Il existe des artistes «intranquilles» … Au commencement, ils étaient peintres, poètes, narrateurs, musiciens, photographes… Puis, soudainement, un autre chant de sirènes de l’art se fait entendre. Comme des coureurs d’images, qu’elles soient visuelles ou mentales, ces artistes ne résistent pas à l’appel. Alors, ils quittent leur voie originelle, mais, en vérité, pas tout à fait. Car même en s’éloignant, il y a dans leur mouvement une préméditation du retour.

Parmi ces intranquilles, certains choisissent de rester vigilants, les pieds ancrés dans la terre et les mains fermement concentrées sur la fertilité des images qu’ils ont découvertes, la richesse des possibilités offertes par de nouveaux horizons. Pour eux, il n’y a pas de détour, mais une fidélité indéfectible. Ils sont des récidivistes nés, et le temps n’ôte rien à cette fidélité : au contraire, il la cultive, l’approfondit. Et de cet amour naît toujours une vie nouvelle.

Cependant, il y a les autres… Ceux qui se laissent engloutir par l’émerveillement du renouvellement infini des images, des métaphores fluides, des techniques séduisantes. Ils se laissent happés, jusqu’à l’ultime oubli, au-delà du retour possible. Ces artistes-là, rongés par un désir insatiable des arts humains, ne reviendront pas. Ils n’appartiennent pas à la lignée des récidivistes. Ils tombent, tout simplement, dans le piège de l’illusion du tout. Comme des jeunes « mourides », ils croient que pour appréhender le monde, il leur faut s’emparer de tout ce qui en fait partie. Ils multiplient les mouvements, et c’est là qu’ils se perdent, se persuadant que l’errance devient une fin en soi, une raison d’être artistique. Ainsi, ils passent leur temps à poursuivre l’horizon des genres, plutôt qu’à créer, ancrés dans un genre ou au sein d’une création. Et au bout de ce chemin sinueux, il y a un prophète ou un fou.

L’artiste intranquille, lui, aime travailler dans l’espace incertain, celui de l’intersection des formes et des pensées. C’est là qu’il érige son territoire, celui qu’il revendique comme un espace légitime. De cette « tiercéité » – une rencontre entre le monde des idées, celui de la matière et celui de la sensibilité – il forge sa nation.

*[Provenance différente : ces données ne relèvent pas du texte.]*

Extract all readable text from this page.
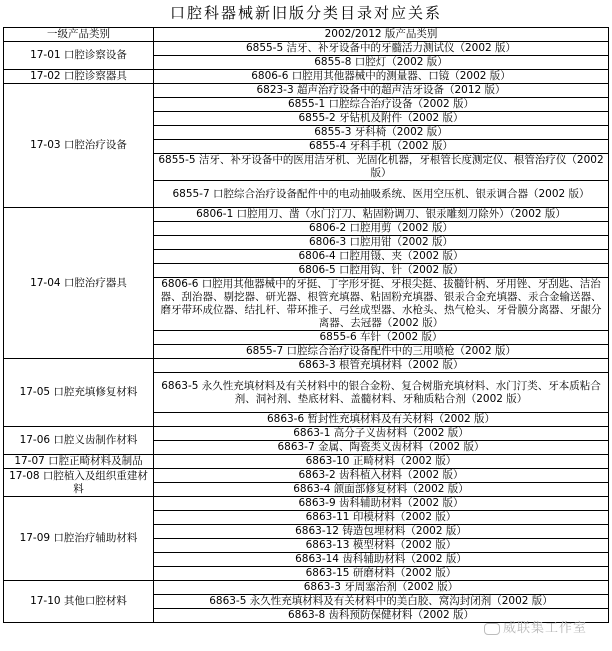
口腔科器械新旧版分类目录对应关系
一级产品类别	2002/2012 版产品类别
17-01 口腔诊察设备	6855-5 洁牙、补牙设备中的牙髓活力测试仪（2002 版）
	6855-8 口腔灯（2002 版）
17-02 口腔诊察器具	6806-6 口腔用其他器械中的测量器、口镜（2002 版）
17-03 口腔治疗设备	6823-3 超声治疗设备中的超声洁牙设备（2012 版）
	6855-1 口腔综合治疗设备（2002 版）
	6855-2 牙钻机及附件（2002 版）
	6855-3 牙科椅（2002 版）
	6855-4 牙科手机（2002 版）
	6855-5 洁牙、补牙设备中的医用洁牙机、光固化机器，牙根管长度测定仪、根管治疗仪（2002 版）
	6855-7 口腔综合治疗设备配件中的电动抽吸系统、医用空压机、银汞调合器（2002 版）
17-04 口腔治疗器具	6806-1 口腔用刀、凿（水门汀刀、粘固粉调刀、银汞雕刻刀除外）（2002 版）
	6806-2 口腔用剪（2002 版）
	6806-3 口腔用钳（2002 版）
	6806-4 口腔用镊、夹（2002 版）
	6806-5 口腔用钩、针（2002 版）
	6806-6 口腔用其他器械中的牙挺、丁字形牙挺、牙根尖挺、拔髓针柄、牙用锉、牙刮匙、洁治器、刮治器、剔挖器、研光器、根管充填器、粘固粉充填器、银汞合金充填器、汞合金输送器、磨牙带环成位器、结扎杆、带环推子、弓丝成型器、水枪头、热气枪头、牙骨膜分离器、牙龈分离器、去冠器（2002 版）
	6855-6 车针（2002 版）
	6855-7 口腔综合治疗设备配件中的三用喷枪（2002 版）
17-05 口腔充填修复材料	6863-3 根管充填材料（2002 版）
	6863-5 永久性充填材料及有关材料中的银合金粉、复合树脂充填材料、水门汀类、牙本质粘合剂、洞衬剂、垫底材料、盖髓材料、牙釉质粘合剂（2002 版）
	6863-6 暂封性充填材料及有关材料（2002 版）
17-06 口腔义齿制作材料	6863-1 高分子义齿材料（2002 版）
	6863-7 金属、陶瓷类义齿材料（2002 版）
17-07 口腔正畸材料及制品	6863-10 正畸材料（2002 版）
17-08 口腔植入及组织重建材料	6863-2 齿科植入材料（2002 版）
	6863-4 颌面部修复材料（2002 版）
17-09 口腔治疗辅助材料	6863-9 齿科辅助材料（2002 版）
	6863-11 印模材料（2002 版）
	6863-12 铸造包埋材料（2002 版）
	6863-13 模型材料（2002 版）
	6863-14 齿科辅助材料（2002 版）
	6863-15 研磨材料（2002 版）
17-10 其他口腔材料	6863-3 牙周塞治剂（2002 版）
	6863-5 永久性充填材料及有关材料中的美白胶、窝沟封闭剂（2002 版）
	6863-8 齿科预防保健材料（2002 版）
威联集工作室
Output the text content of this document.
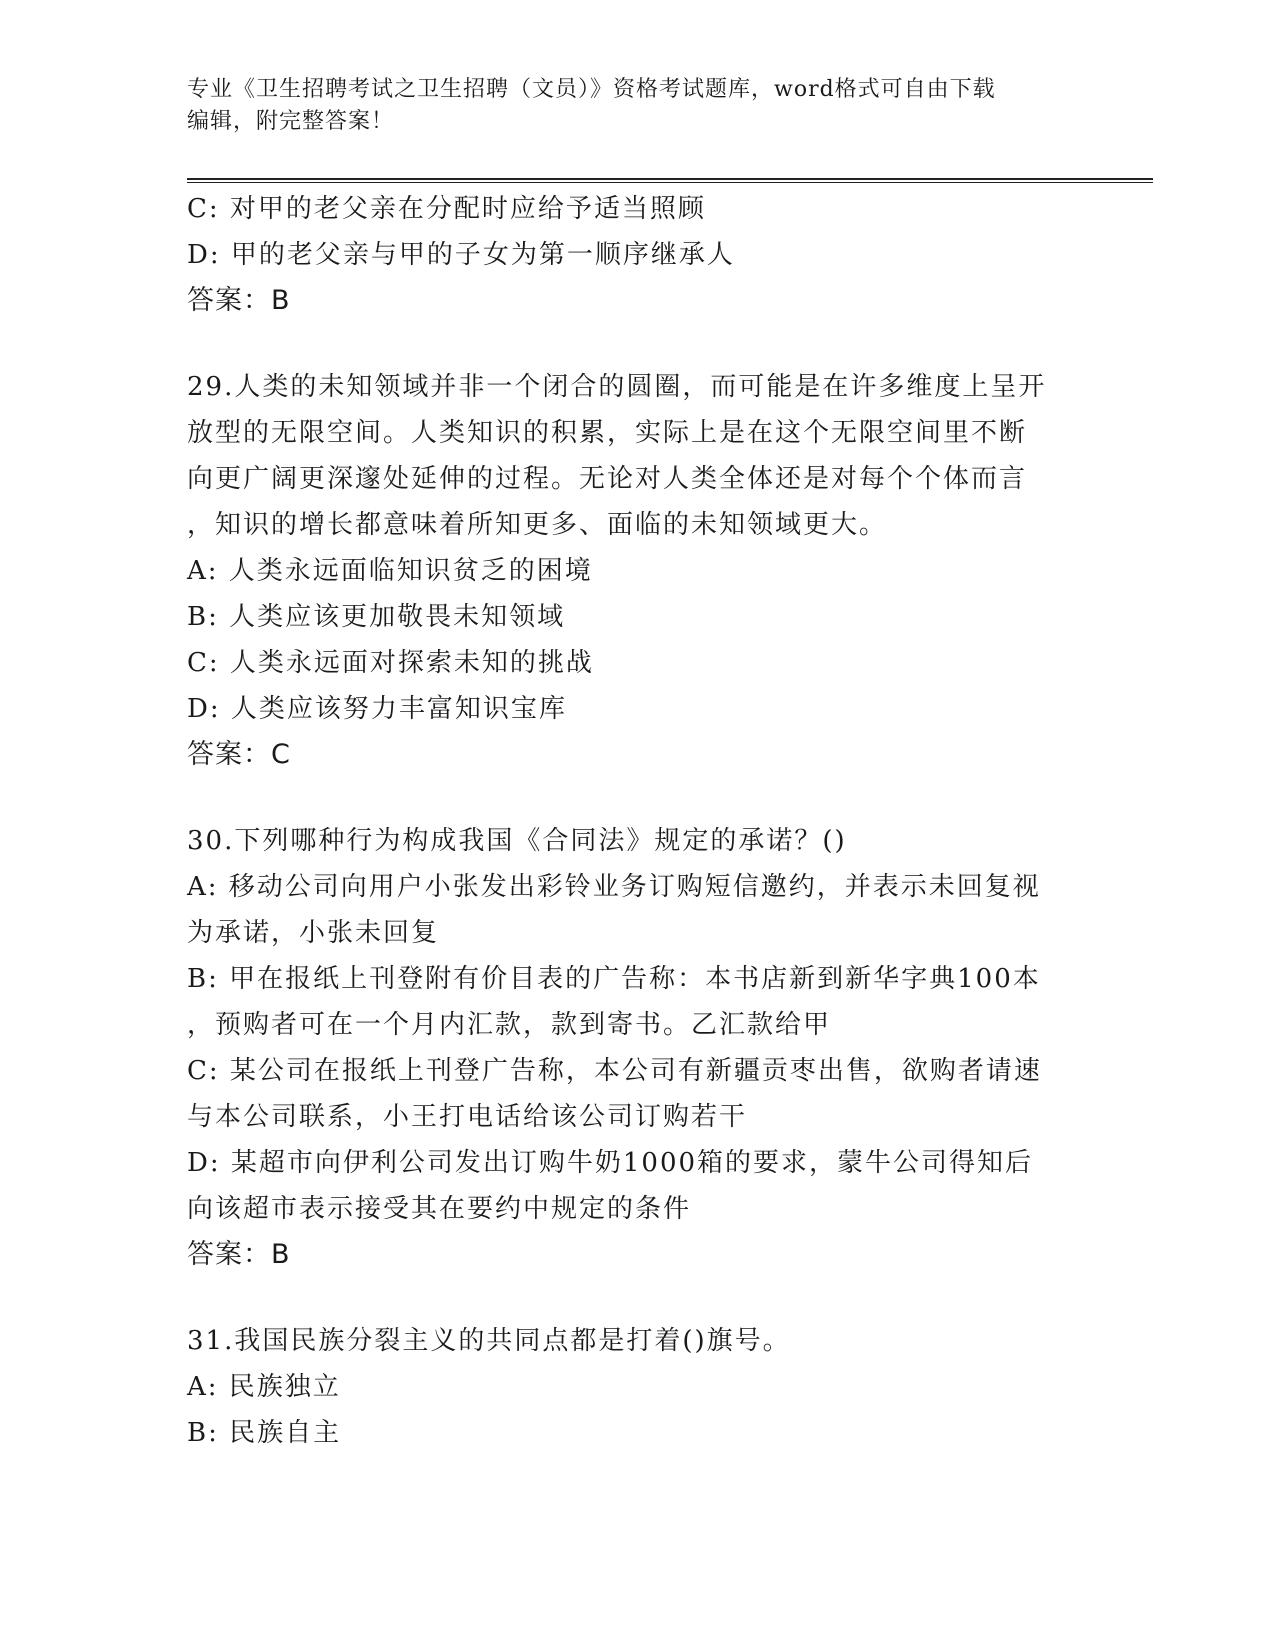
专业《卫生招聘考试之卫生招聘（文员）》资格考试题库，word格式可自由下载
编辑，附完整答案！
C: 对甲的老父亲在分配时应给予适当照顾
D: 甲的老父亲与甲的子女为第一顺序继承人
答案：B
29.人类的未知领域并非一个闭合的圆圈，而可能是在许多维度上呈开
放型的无限空间。人类知识的积累，实际上是在这个无限空间里不断
向更广阔更深邃处延伸的过程。无论对人类全体还是对每个个体而言
，知识的增长都意味着所知更多、面临的未知领域更大。
A: 人类永远面临知识贫乏的困境
B: 人类应该更加敬畏未知领域
C: 人类永远面对探索未知的挑战
D: 人类应该努力丰富知识宝库
答案：C
30.下列哪种行为构成我国《合同法》规定的承诺？()
A: 移动公司向用户小张发出彩铃业务订购短信邀约，并表示未回复视
为承诺，小张未回复
B: 甲在报纸上刊登附有价目表的广告称：本书店新到新华字典100本
，预购者可在一个月内汇款，款到寄书。乙汇款给甲
C: 某公司在报纸上刊登广告称，本公司有新疆贡枣出售，欲购者请速
与本公司联系，小王打电话给该公司订购若干
D: 某超市向伊利公司发出订购牛奶1000箱的要求，蒙牛公司得知后
向该超市表示接受其在要约中规定的条件
答案：B
31.我国民族分裂主义的共同点都是打着()旗号。
A: 民族独立
B: 民族自主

Mais cette condition d’existence n’est viable que si elle repose sur un fondement aussi solide qu’indiscutable : l’artiste doit écrire. Oui, écrire. L’écriture, c’est l’art de mettre ses pensées en ordre, derrière les barreaux de l’alphabet. C’est formuler un propos, élaborer une thèse, une synthèse, une théorie… Car c’est par ces mots, cette réflexion structurée, qu’il devient un citoyen légitime de ce territoire. Les artistes intranquilles doivent écrire, car chaque nouvelle terre doit être gouvernée par ses propres lois.